I stopped tracking my time. Now I can't focus

Published: (June 11, 2026 at 04:14 PM EDT)
3 min read

Source: Hacker News

One of the most freeing things I’ve ever done in my business is to stop tracking time.

I used to religiously track where I spent my time when on my computer. Client work in one bucket, personal branding in another, and side projects/adventures in a third. Inside of those, I would then categorize which engagement/project I was working on.

At the end of the year, it was awesome! I had this huge breakdown of where all of my time went. I could even cross-reference it against what each thing made money-wise and figure out my effective billable rate. Which sometimes was super empowering. But for side projects? Super depressing. :P

I’ve launched more than a handful of “things” that made no money at all. And spent a ton of time working on them.

As time went on, I found myself taking a few seconds to pick which project to bill time to. “Ok, let’s go build this thing!” “Oh, let me track time first.” “Hmm, is this personal branding? Marketing? A side project that I haven’t solidified yet?”

That additional context switch (on top of the actual one) could often kill the idea I had in my head. Before I even started working, I all of a sudden had an admin task to take care of.

And sure, I could do it after the fact. So I started just clicking “start” without assigning a project in my time tracker. Which worked pretty well! But then I would forget entirely. Or even worse, switch tasks and now had to make two decisions (old work and new work).

I eventually realized that it was costing me more time and, more importantly, mental energy, to keep this up than the payoff was worth.

So in 2026, I completely stopped tracking my time. And it has been the most freeing thing I’ve ever done for my business.

When an idea sparks, I just… do it. When I want to context switch, well, I context switch!

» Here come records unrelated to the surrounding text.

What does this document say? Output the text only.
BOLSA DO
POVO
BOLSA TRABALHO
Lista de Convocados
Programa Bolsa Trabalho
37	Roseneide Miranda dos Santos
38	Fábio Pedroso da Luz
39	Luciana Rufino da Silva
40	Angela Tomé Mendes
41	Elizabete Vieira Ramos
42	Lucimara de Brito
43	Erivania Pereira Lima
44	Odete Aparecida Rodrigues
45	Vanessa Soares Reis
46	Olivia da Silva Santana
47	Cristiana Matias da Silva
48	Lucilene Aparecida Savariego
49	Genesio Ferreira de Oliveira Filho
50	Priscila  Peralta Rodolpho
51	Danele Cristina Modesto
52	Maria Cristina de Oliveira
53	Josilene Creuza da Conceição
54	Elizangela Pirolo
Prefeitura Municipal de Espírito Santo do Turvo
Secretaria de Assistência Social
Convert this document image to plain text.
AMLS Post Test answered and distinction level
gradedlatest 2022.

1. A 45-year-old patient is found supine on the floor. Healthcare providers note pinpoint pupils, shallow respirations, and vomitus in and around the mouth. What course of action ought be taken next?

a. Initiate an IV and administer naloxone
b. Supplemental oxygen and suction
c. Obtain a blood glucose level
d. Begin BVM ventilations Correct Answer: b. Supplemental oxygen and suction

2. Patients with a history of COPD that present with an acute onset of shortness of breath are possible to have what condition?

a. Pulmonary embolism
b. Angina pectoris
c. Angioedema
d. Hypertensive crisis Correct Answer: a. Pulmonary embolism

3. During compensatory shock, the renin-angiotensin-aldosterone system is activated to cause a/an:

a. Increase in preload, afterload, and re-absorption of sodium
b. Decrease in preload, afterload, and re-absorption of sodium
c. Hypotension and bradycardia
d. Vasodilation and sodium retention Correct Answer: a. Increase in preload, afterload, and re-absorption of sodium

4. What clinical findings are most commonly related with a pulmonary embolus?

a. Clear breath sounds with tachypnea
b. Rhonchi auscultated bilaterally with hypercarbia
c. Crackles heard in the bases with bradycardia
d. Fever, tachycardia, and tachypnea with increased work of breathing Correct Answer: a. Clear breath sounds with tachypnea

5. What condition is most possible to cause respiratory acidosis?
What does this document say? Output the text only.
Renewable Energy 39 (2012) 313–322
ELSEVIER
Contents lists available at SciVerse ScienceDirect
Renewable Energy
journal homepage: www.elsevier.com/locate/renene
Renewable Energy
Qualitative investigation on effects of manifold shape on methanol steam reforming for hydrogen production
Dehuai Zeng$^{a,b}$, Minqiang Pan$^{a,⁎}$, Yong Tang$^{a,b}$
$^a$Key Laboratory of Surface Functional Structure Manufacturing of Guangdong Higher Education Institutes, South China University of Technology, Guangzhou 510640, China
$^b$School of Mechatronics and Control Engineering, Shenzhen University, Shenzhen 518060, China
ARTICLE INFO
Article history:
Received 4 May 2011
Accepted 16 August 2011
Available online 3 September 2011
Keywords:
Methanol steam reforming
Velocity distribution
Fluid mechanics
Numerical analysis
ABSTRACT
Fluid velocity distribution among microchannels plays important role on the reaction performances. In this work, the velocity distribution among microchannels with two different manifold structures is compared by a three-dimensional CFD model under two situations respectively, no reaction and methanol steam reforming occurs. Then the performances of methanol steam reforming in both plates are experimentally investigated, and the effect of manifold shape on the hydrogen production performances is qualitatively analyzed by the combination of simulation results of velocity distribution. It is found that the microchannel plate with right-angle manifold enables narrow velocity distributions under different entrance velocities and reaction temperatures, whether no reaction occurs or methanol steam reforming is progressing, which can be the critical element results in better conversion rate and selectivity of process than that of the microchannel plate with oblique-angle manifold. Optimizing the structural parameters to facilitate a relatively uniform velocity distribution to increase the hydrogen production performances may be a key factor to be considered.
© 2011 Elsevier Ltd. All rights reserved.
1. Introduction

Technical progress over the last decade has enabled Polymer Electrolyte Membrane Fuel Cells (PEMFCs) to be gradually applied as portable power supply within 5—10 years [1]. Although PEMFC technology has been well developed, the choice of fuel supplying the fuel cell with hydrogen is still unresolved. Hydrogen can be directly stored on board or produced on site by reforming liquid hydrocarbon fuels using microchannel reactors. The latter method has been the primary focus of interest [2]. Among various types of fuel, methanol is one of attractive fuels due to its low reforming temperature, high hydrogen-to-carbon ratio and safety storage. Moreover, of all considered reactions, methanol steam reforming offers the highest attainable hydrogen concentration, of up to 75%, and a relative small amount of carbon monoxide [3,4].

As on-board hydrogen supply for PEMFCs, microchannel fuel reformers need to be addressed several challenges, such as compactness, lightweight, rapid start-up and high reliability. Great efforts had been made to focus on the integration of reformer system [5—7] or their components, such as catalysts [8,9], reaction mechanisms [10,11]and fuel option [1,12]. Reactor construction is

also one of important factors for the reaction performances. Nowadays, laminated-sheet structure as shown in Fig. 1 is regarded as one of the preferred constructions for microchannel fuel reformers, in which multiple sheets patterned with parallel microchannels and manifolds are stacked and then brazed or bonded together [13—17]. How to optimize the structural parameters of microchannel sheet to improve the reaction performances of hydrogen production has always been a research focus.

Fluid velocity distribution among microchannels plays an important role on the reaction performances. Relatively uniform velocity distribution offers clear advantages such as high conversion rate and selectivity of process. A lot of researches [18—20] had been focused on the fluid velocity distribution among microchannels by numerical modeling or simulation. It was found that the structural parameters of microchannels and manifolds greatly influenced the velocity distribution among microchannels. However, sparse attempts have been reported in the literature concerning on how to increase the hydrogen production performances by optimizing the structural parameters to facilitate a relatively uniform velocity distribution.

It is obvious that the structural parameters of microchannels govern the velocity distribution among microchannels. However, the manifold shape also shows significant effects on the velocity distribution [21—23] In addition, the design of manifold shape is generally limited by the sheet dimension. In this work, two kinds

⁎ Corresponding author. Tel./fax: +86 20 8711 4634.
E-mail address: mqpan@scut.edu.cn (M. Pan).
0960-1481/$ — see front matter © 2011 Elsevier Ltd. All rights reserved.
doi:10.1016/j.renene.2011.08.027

And with AI-assisted development? It means I can bounce around like all freaking day working on whatever I want without any repercussions!

Except… not exactly.

Now I’m bouncing around all the freaking time. Why work on one thing when I could work on ten things?! Why limit my creativity to a single project that doesn’t make money when I could be building twenty things that don’t make money?!

And so on and so on.

Turns out, the friction I felt around picking one thing may have actually been beneficial. Perhaps it was actually helping me stay focused. Even if it cost just a bit of extra time before I sat down and worked.

I’m not sure if AI caused this or just threw lighter fluid on an existing fire. But whatever it is… damn is my brain fragmented.

I feel like I’m getting so much done. But also so mentally exhausted at the end of the day.

I also really want to work… more? It’s quite a feeling. And maybe all this is just my ADHD getting dopamine hit after dopamine hit when I’m working with Claude.

Or maybe this is just the new way of working?